Phoenix, Seattle, San Diego reported highest year-over-year gains among 19 cities surveyed (Detroit excluded from report due to virus-related reporting constraints)
"This month’s increase may reflect a catch-up of COVID-depressed demand from earlier this year," Craig J. Lazzara, global head of index investment strategy at S&P Dow Jones Indices, said in a statement.
"It might also presage future strength, as COVID encourages potential buyers to move from urban apartments to suburban homes."

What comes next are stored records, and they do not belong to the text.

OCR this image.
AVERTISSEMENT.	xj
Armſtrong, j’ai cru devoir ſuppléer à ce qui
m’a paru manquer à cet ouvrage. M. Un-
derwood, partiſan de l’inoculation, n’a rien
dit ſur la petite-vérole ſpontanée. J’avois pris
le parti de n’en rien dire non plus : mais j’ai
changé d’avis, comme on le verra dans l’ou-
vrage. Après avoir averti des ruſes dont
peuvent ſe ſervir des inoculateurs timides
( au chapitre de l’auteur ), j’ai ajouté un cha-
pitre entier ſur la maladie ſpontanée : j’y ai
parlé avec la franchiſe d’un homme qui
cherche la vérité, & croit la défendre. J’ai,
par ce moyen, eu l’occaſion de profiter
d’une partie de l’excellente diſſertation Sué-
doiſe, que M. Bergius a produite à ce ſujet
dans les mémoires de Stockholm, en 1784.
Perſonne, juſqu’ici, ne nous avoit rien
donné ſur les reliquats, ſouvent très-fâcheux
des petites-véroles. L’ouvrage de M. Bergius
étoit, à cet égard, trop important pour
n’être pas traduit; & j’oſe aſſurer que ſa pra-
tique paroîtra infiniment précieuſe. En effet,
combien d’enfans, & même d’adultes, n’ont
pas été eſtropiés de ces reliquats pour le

As we detailed earlier, three factors are driving home prices higher:
Buyers kept on benefiting from favorable market conditions with mortgage rates reaching the lowest level on record
Demand for second homes skyrocketed amid pandemic
Housing supply remained limited
As Freddie Mac's Chief Economist (@TheSamKhater) noted:
"While economic growth remains unstable, strong housing demand continues to have a domino effect on many other segments of the economy.”
And given the collapse in rates, and the lagged effect of that drop, some might argue that home prices will continue to accelerate for a while longer...
Of course, there is always the possibility of no stimulus raining on the housing market's parade as Lockdown 2.0 strikes.